Longembolie: test en diagnose

Laboratoriumparameters van de eerste orde - verplichte laboratoriumtests.

  • Klein aantal bloedcellen [voor basisdiagnose; indien ongefractioneerd heparine (UFH) wordt gebruikt, regelmatige controle van het aantal bloedplaatjes].
  • CRP (C-reactief proteïne) of ESR (bezinkingssnelheid van erytrocyten).
  • Bloedgasanalyse (BGA)
  • D-dimeer (eindproduct van proteolyse van fibrine) - Indicaties: bij verdenking van longembolie Opmerking: De specificiteit (kans dat daadwerkelijk gezonde personen die niet aan de betreffende ziekte lijden ook als gezond worden gedetecteerd in de test) van het D-dimeer test bij vermoedelijke pulmonale embolie neemt af met toenemende leeftijd.
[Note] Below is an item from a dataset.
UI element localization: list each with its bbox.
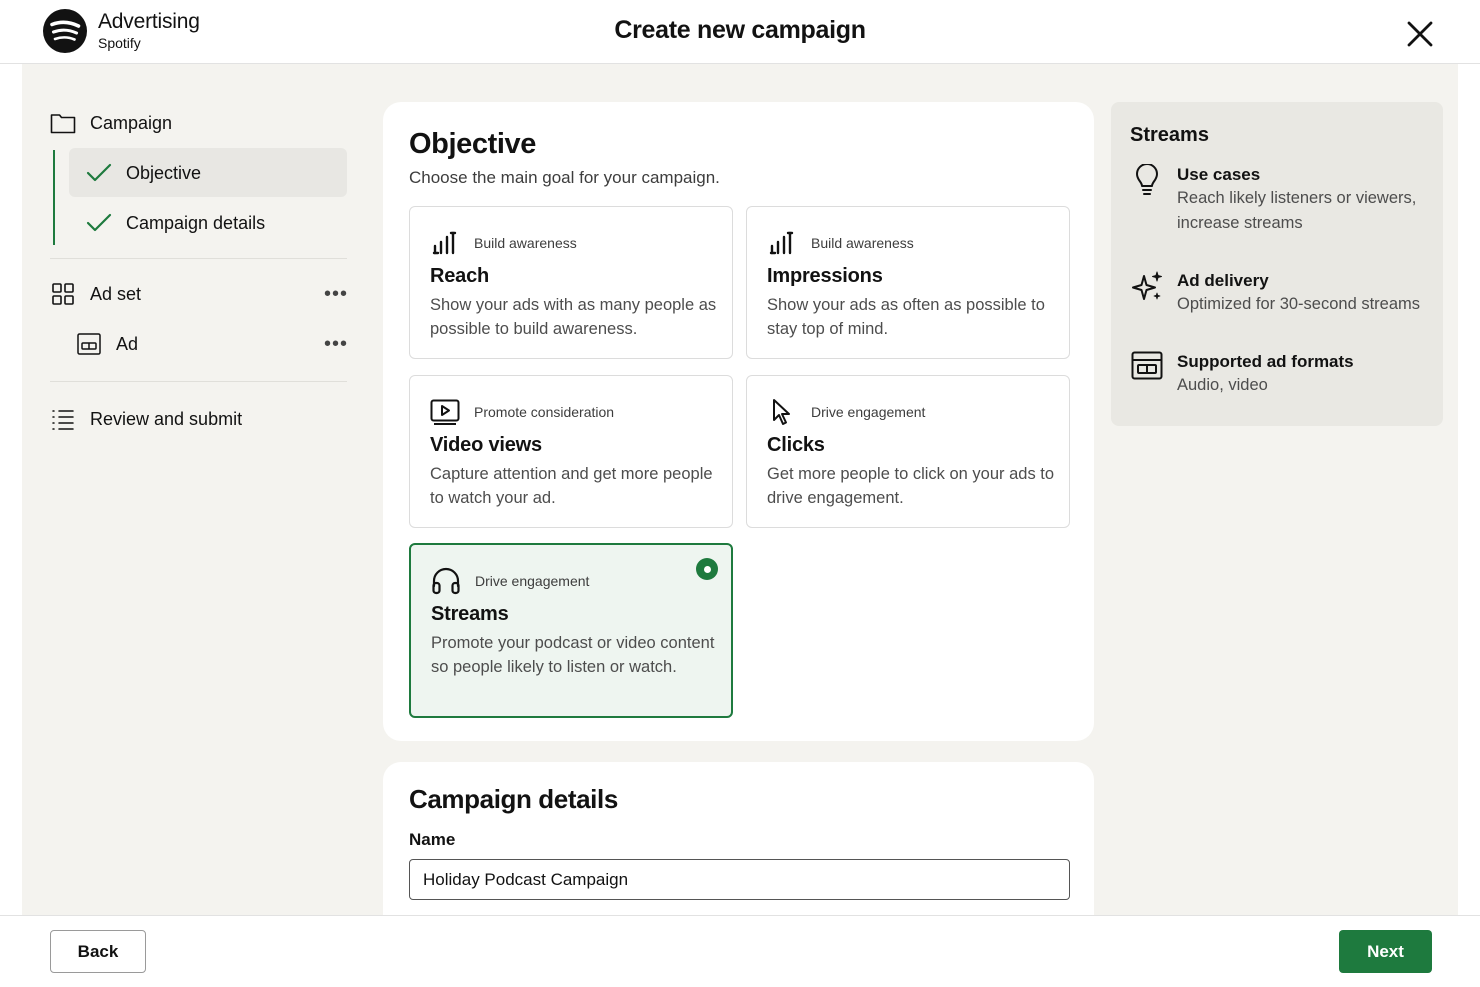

Daarom moet als alternatief voor de vaste D-dimeer-drempel van 500 ng / ml een voor leeftijd gecorrigeerde grenswaarde worden gebruikt, die 500 tot 50 jaar en 10 keer de leeftijd (leeftijd × 10 µg / L voor patiënten ouder dan 50 jaar) na 50 jaar.
  • Hooggevoelig hart troponine T (hs-cTnT) of troponine I (hs-cTnI) - bij verdenking op myocardinfarct (hart- aanval).
  • NT-proBNP (N-terminale pro hersenen natriuretisch peptide) - voor vermoed hart- falen (hartinsufficiëntie).
  • Coagulatieparameters - PTT, Quick

Extra notities

De volgende opmerkingen verwijzen naar de Genève-score voor het beoordelen van de waarschijnlijkheid van longembolie (zie "Lichamelijk onderzoek" hieronder):

  • Lage of intermediaire klinische kans op LE: D-dimeer-test (bij voorkeur met hooggevoeligheidstest) [ESC-richtlijnen: aanbeveling graad IA].
  • Hoge klinische waarschijnlijkheid van LE- of D-dimeer-test boven de afkapwaarde: voer CT-A uit om de diagnose te bevestigen.